Notre rituel est toujours un peu le même. Après avoir ouvert nos valises et commencé à reprendre possession de notre maison, nous nous précipitons toujours à Saint-Malo, d’abord sur la Grande plage du Sillon puis intra-muros dans le but de faire le tour des remparts.
Longue de près de trois kilomètres, la plage du Sillon est la plus longue plage de sable de la cité malouine. Une digue délimite cette longue bande littorale, elle-même protégée de la force des vagues par un alignement de brise-lames en troncs de chêne. Cette digue permet une agréable balade bordée de nombreuses villas construites pour la plupart à la fin du XIXe siècle. L’endroit est non seulement prisé des promeneurs et des baigneurs mais aussi des amateurs d’activités venteuses (char à voile, cerf-volant, planche à voile, kitesurf…). Nous aimons flâner sur cette chaussée entre quartier balnéaire et océan, en profitant d’une succession de panoramas renouvelés en fonction des saisons, des marées et du moment de la journée.
Vue sur l’étendue de la plage et l’alignement des villas depuis la mer
Perspective depuis la plage de l’Eventail
En saison il y a du monde !
Sous un ciel menaçant, les promeneurs sont plus rares
La plage disparaît carrément à marée haute
Sur cette digue se trouve également l’une de nos tables de prédilection, à savoir « Le Cap Horn », le restaurant des Thermes Marins. Mais, le premier soir, nous avons plutôt nos habitudes intramuros à la crêperie « La Brigantine ».

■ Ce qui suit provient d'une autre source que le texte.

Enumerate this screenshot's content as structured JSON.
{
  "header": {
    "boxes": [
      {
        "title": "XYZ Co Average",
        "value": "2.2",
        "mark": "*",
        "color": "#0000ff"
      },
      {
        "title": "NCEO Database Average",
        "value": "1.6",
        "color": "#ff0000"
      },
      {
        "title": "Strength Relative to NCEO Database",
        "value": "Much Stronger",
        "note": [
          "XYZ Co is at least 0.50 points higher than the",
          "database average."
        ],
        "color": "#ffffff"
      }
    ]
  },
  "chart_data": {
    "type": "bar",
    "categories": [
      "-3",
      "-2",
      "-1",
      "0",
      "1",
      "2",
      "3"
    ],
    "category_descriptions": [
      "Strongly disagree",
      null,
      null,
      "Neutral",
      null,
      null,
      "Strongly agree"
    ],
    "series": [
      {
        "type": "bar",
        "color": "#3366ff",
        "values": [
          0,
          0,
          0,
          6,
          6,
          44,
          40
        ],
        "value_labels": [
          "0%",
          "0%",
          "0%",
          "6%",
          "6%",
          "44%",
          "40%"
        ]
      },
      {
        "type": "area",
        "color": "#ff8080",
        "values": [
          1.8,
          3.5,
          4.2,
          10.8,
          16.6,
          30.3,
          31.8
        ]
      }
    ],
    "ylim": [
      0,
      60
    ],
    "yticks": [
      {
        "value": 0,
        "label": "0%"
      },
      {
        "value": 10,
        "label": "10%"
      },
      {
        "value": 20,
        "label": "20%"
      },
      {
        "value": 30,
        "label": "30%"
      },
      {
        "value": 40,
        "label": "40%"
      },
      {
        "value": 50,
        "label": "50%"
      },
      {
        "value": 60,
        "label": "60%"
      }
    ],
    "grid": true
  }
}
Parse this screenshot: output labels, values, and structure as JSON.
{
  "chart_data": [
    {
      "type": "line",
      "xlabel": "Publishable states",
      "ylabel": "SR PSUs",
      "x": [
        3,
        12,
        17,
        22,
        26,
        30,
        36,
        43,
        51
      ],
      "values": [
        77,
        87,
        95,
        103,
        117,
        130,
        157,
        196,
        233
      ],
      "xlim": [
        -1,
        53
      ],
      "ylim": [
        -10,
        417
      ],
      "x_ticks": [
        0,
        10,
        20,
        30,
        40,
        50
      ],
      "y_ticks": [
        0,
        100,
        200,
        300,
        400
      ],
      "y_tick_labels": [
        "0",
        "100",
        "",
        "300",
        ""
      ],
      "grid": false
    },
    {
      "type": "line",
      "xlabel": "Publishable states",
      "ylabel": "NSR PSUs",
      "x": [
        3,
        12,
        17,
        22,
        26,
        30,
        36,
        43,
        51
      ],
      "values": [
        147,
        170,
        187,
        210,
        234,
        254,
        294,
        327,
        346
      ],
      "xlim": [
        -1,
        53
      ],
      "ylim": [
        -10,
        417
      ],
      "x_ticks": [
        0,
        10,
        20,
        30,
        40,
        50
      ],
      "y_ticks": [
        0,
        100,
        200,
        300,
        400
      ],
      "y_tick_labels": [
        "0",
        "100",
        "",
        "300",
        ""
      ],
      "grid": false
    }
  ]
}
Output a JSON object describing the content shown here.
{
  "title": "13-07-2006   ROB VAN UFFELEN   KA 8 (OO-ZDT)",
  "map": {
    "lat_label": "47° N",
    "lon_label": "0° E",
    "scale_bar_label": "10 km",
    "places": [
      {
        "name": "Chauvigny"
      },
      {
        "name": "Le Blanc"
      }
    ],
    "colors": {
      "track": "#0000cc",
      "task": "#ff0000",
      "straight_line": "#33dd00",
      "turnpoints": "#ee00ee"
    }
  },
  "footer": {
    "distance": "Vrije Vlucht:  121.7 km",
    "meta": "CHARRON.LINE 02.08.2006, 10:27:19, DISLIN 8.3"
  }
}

C’est pourquoi, après avoir arpenté la plage du Sillon, nous avons deux prétextes pour poursuivre jusqu’à la ville close : faire l’incontournable tour des remparts avant de sacrifier à la traditionnelle galette au sarrasin.
Du haut des remparts, nous aimons contempler la baie de Saint-Malo qui, deux fois par jour, se transforme en un vaste théâtre naturel. Nous ne nous lassons pas du spectacle offert par les plus grandes marées d’Europe, recouvrant ou découvrant des îles et îlots prestigieux dont certains sont accessibles à pied. L’endroit est également prisé au coucher du soleil.

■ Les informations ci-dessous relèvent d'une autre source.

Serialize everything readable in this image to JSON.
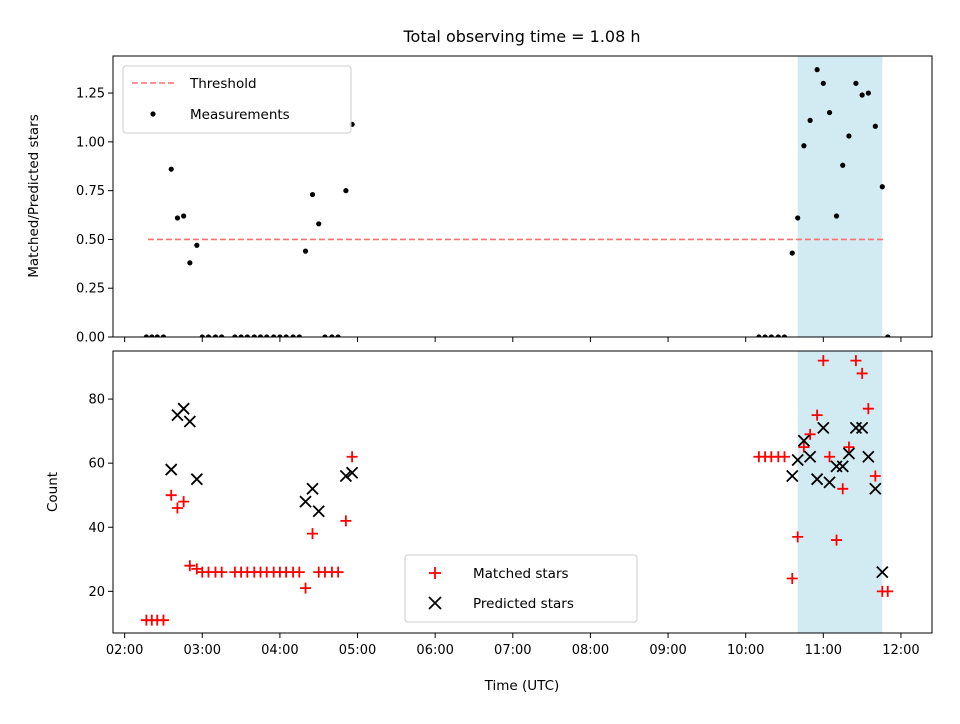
{
  "title": "Total observing time = 1.08 h",
  "xlabel": "Time (UTC)",
  "x_ticks": [
    "02:00",
    "03:00",
    "04:00",
    "05:00",
    "06:00",
    "07:00",
    "08:00",
    "09:00",
    "10:00",
    "11:00",
    "12:00"
  ],
  "colors": {
    "threshold": "#ff7070",
    "measurement": "#000000",
    "matched": "#ff0000",
    "predicted": "#000000",
    "shade": "#add8e6"
  },
  "chart_data": [
    {
      "type": "scatter",
      "ylabel": "Matched/Predicted stars",
      "xlim": [
        1.85,
        12.4
      ],
      "ylim": [
        0,
        1.44
      ],
      "y_ticks": [
        "0.00",
        "0.25",
        "0.50",
        "0.75",
        "1.00",
        "1.25"
      ],
      "legend": {
        "placement": "top-left",
        "entries": [
          "Threshold",
          "Measurements"
        ]
      },
      "threshold": {
        "name": "Threshold",
        "y": 0.5,
        "x_range": [
          2.3,
          11.8
        ]
      },
      "shaded_region": {
        "x_range": [
          10.67,
          11.76
        ]
      },
      "series": [
        {
          "name": "Measurements",
          "x": [
            2.28,
            2.35,
            2.42,
            2.5,
            2.6,
            2.68,
            2.76,
            2.84,
            2.93,
            3.0,
            3.08,
            3.17,
            3.25,
            3.42,
            3.5,
            3.58,
            3.67,
            3.75,
            3.83,
            3.92,
            4.0,
            4.08,
            4.17,
            4.25,
            4.33,
            4.42,
            4.5,
            4.58,
            4.67,
            4.75,
            4.85,
            4.93,
            10.17,
            10.25,
            10.33,
            10.42,
            10.5,
            10.6,
            10.67,
            10.75,
            10.83,
            10.92,
            11.0,
            11.08,
            11.17,
            11.25,
            11.33,
            11.42,
            11.5,
            11.58,
            11.67,
            11.76,
            11.83
          ],
          "y": [
            0,
            0,
            0,
            0,
            0.86,
            0.61,
            0.62,
            0.38,
            0.47,
            0,
            0,
            0,
            0,
            0,
            0,
            0,
            0,
            0,
            0,
            0,
            0,
            0,
            0,
            0,
            0.44,
            0.73,
            0.58,
            0,
            0,
            0,
            0.75,
            1.09,
            0,
            0,
            0,
            0,
            0,
            0.43,
            0.61,
            0.98,
            1.11,
            1.37,
            1.3,
            1.15,
            0.62,
            0.88,
            1.03,
            1.3,
            1.24,
            1.25,
            1.08,
            0.77,
            0
          ]
        }
      ]
    },
    {
      "type": "scatter",
      "ylabel": "Count",
      "xlim": [
        1.85,
        12.4
      ],
      "ylim": [
        7,
        95
      ],
      "y_ticks": [
        "20",
        "40",
        "60",
        "80"
      ],
      "legend": {
        "placement": "bottom-center",
        "entries": [
          "Matched stars",
          "Predicted stars"
        ]
      },
      "shaded_region": {
        "x_range": [
          10.67,
          11.76
        ]
      },
      "series": [
        {
          "name": "Matched stars",
          "x": [
            2.28,
            2.35,
            2.42,
            2.5,
            2.6,
            2.68,
            2.76,
            2.84,
            2.93,
            3.0,
            3.08,
            3.17,
            3.25,
            3.42,
            3.5,
            3.58,
            3.67,
            3.75,
            3.83,
            3.92,
            4.0,
            4.08,
            4.17,
            4.25,
            4.33,
            4.42,
            4.5,
            4.58,
            4.67,
            4.75,
            4.85,
            4.93,
            10.17,
            10.25,
            10.33,
            10.42,
            10.5,
            10.6,
            10.67,
            10.75,
            10.83,
            10.92,
            11.0,
            11.08,
            11.17,
            11.25,
            11.33,
            11.42,
            11.5,
            11.58,
            11.67,
            11.76,
            11.83
          ],
          "y": [
            11,
            11,
            11,
            11,
            50,
            46,
            48,
            28,
            27,
            26,
            26,
            26,
            26,
            26,
            26,
            26,
            26,
            26,
            26,
            26,
            26,
            26,
            26,
            26,
            21,
            38,
            26,
            26,
            26,
            26,
            42,
            62,
            62,
            62,
            62,
            62,
            62,
            24,
            37,
            65,
            69,
            75,
            92,
            62,
            36,
            52,
            65,
            92,
            88,
            77,
            56,
            20,
            20
          ]
        },
        {
          "name": "Predicted stars",
          "x": [
            2.6,
            2.68,
            2.76,
            2.84,
            2.93,
            4.33,
            4.42,
            4.5,
            4.85,
            4.93,
            10.6,
            10.67,
            10.75,
            10.83,
            10.92,
            11.0,
            11.08,
            11.17,
            11.25,
            11.33,
            11.42,
            11.5,
            11.58,
            11.67,
            11.76
          ],
          "y": [
            58,
            75,
            77,
            73,
            55,
            48,
            52,
            45,
            56,
            57,
            56,
            61,
            67,
            62,
            55,
            71,
            54,
            59,
            59,
            63,
            71,
            71,
            62,
            52,
            26
          ]
        }
      ]
    }
  ]
}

Le Fort national à marée basse
Le passage des Bés, rampe d’accès à l’îlot du Grand Bé (tombe de Chateaubriand), sur le point d’être submergé par la marée
Le Petit Bé, abritant le fort Vauban, n'est accessible à pied que lors des grandes marées basses (ici le 19/03/22)
Au pied des remparts, la plage de Bon Secours
Vue sur le Grand Bé et le Petit Bé, à l’arrière-plan l’île de Cézembre
Le passage à l’intérieur des murs ne serait pas complet sans un arrêt chez le fameux glacier Sanchez. Miam miam !
Mais gare aux goélands friands, eux aussi, de ces cônes glacés !!!